5. Neuro clients tend to be hard-working. Have you worked with lazy clients? Annoying, isn’t it? When someone has lost the ability of their body to do basic things most people take for granted, they tend to be willing to work very hard to get them back. And they’re grateful when it works. Sure, setbacks are common, but determination is, too.

6. Add in upper back extension. On top of spasticity and rigidity causing tightness in the pecs, persons with neurological conditions often look down when walking for fear of tripping. Try to get your clients into the best posture possible for them.

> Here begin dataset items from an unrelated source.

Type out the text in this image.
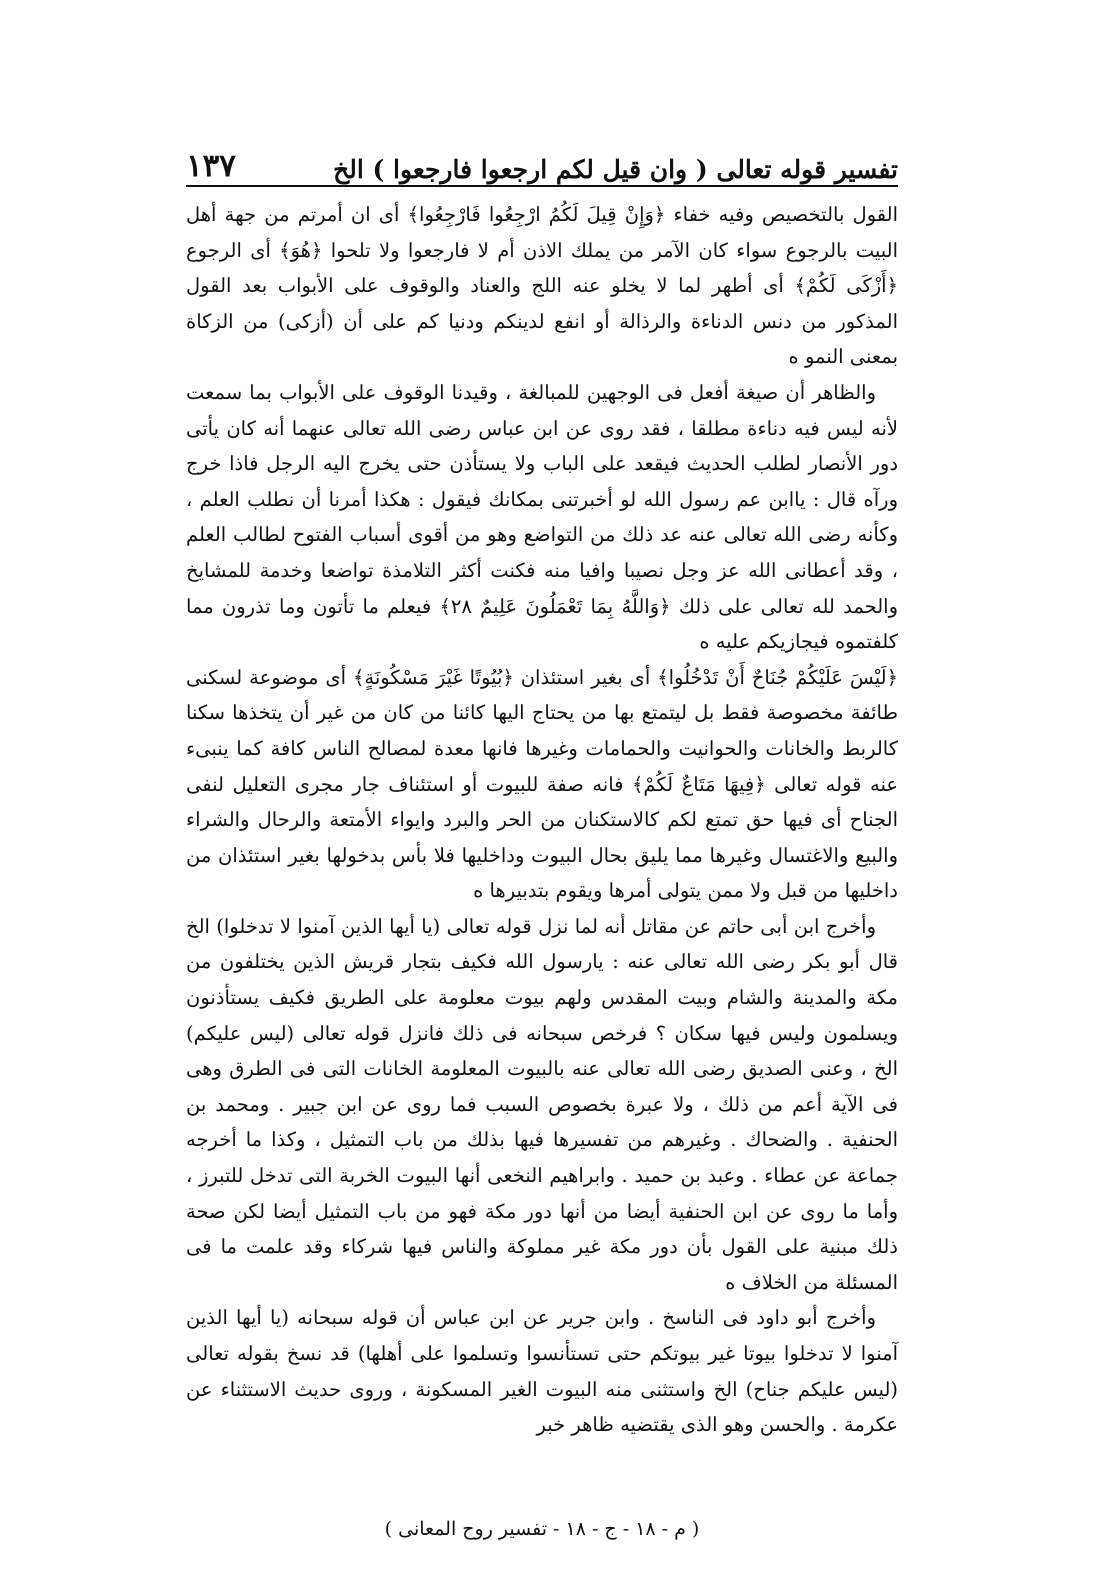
تفسير قوله تعالى ( وان قيل لكم ارجعوا فارجعوا ) الخ
١٣٧

القول بالتخصيص وفيه خفاء ﴿وَإِنْ قِيلَ لَكُمُ ارْجِعُوا فَارْجِعُوا﴾ أى ان أمرتم من جهة أهل البيت بالرجوع سواء كان الآمر من يملك الاذن أم لا فارجعوا ولا تلحوا ﴿هُوَ﴾ أى الرجوع ﴿أَزْكَى لَكُمْ﴾ أى أطهر لما لا يخلو عنه اللج والعناد والوقوف على الأبواب بعد القول المذكور من دنس الدناءة والرذالة أو انفع لدينكم ودنيا كم على أن (أزكى) من الزكاة بمعنى النمو ه

والظاهر أن صيغة أفعل فى الوجهين للمبالغة ، وقيدنا الوقوف على الأبواب بما سمعت لأنه ليس فيه دناءة مطلقا ، فقد روى عن ابن عباس رضى الله تعالى عنهما أنه كان يأتى دور الأنصار لطلب الحديث فيقعد على الباب ولا يستأذن حتى يخرج اليه الرجل فاذا خرج ورآه قال : ياابن عم رسول الله لو أخبرتنى بمكانك فيقول : هكذا أمرنا أن نطلب العلم ، وكأنه رضى الله تعالى عنه عد ذلك من التواضع وهو من أقوى أسباب الفتوح لطالب العلم ، وقد أعطانى الله عز وجل نصيبا وافيا منه فكنت أكثر التلامذة تواضعا وخدمة للمشايخ والحمد لله تعالى على ذلك ﴿وَاللَّهُ بِمَا تَعْمَلُونَ عَلِيمٌ ٢٨﴾ فيعلم ما تأتون وما تذرون مما كلفتموه فيجازيكم عليه ه

﴿لَيْسَ عَلَيْكُمْ جُنَاحٌ أَنْ تَدْخُلُوا﴾ أى بغير استئذان ﴿بُيُوتًا غَيْرَ مَسْكُونَةٍ﴾ أى موضوعة لسكنى طائفة مخصوصة فقط بل ليتمتع بها من يحتاج اليها كائنا من كان من غير أن يتخذها سكنا كالربط والخانات والحوانيت والحمامات وغيرها فانها معدة لمصالح الناس كافة كما ينبىء عنه قوله تعالى ﴿فِيهَا مَتَاعٌ لَكُمْ﴾ فانه صفة للبيوت أو استئناف جار مجرى التعليل لنفى الجناح أى فيها حق تمتع لكم كالاستكنان من الحر والبرد وايواء الأمتعة والرحال والشراء والبيع والاغتسال وغيرها مما يليق بحال البيوت وداخليها فلا بأس بدخولها بغير استئذان من داخليها من قبل ولا ممن يتولى أمرها ويقوم بتدبيرها ه

وأخرج ابن أبى حاتم عن مقاتل أنه لما نزل قوله تعالى (يا أيها الذين آمنوا لا تدخلوا) الخ قال أبو بكر رضى الله تعالى عنه : يارسول الله فكيف بتجار قريش الذين يختلفون من مكة والمدينة والشام وبيت المقدس ولهم بيوت معلومة على الطريق فكيف يستأذنون ويسلمون وليس فيها سكان ؟ فرخص سبحانه فى ذلك فانزل قوله تعالى (ليس عليكم) الخ ، وعنى الصديق رضى الله تعالى عنه بالبيوت المعلومة الخانات التى فى الطرق وهى فى الآية أعم من ذلك ، ولا عبرة بخصوص السبب فما روى عن ابن جبير . ومحمد بن الحنفية . والضحاك . وغيرهم من تفسيرها فيها بذلك من باب التمثيل ، وكذا ما أخرجه جماعة عن عطاء . وعبد بن حميد . وابراهيم النخعى أنها البيوت الخربة التى تدخل للتبرز ، وأما ما روى عن ابن الحنفية أيضا من أنها دور مكة فهو من باب التمثيل أيضا لكن صحة ذلك مبنية على القول بأن دور مكة غير مملوكة والناس فيها شركاء وقد علمت ما فى المسئلة من الخلاف ه

وأخرج أبو داود فى الناسخ . وابن جرير عن ابن عباس أن قوله سبحانه (يا أيها الذين آمنوا لا تدخلوا بيوتا غير بيوتكم حتى تستأنسوا وتسلموا على أهلها) قد نسخ بقوله تعالى (ليس عليكم جناح) الخ واستثنى منه البيوت الغير المسكونة ، وروى حديث الاستثناء عن عكرمة . والحسن وهو الذى يقتضيه ظاهر خبر

( م - ١٨ - ج - ١٨ - تفسير روح المعانى )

7. Give praise. Praise actually helps learning “stick.” That’s part of neuroplasticity – or how the brain can change itself. It’s changes in the brain that make neurological recovery possible.

8. Know that muscle spasticity and rigidity and muscle tightness are not the same thing. You can’t stretch muscle spasticity away (and sometimes, you don’t want to). Range of motion exercises are always a good idea. Deep stretches sometimes aren’t.

9. If you’ve seen one case of neurological injury, you’ve seen one case. Everyone is different, with a different set of problems and a different set of solutions. Learning the basics will help you pull together a program that is specific to the individual’s needs (might I suggest trying one of our courses? We cover this).

10. Don’t be afraid to try. If something doesn’t work, try something else. I have personally been a guinea pig through a variety of exercise protocols, and I still am. I am a constant work in progress. The good news when something doesn’t work is that you can just try something else. 

Most of all, don’t be scared to work with clients with neurological conditions. We’re fantastic, and grossly underserved by the medical field. Much disability is preventable or correctable. And with the proper tools, you can make a huge difference.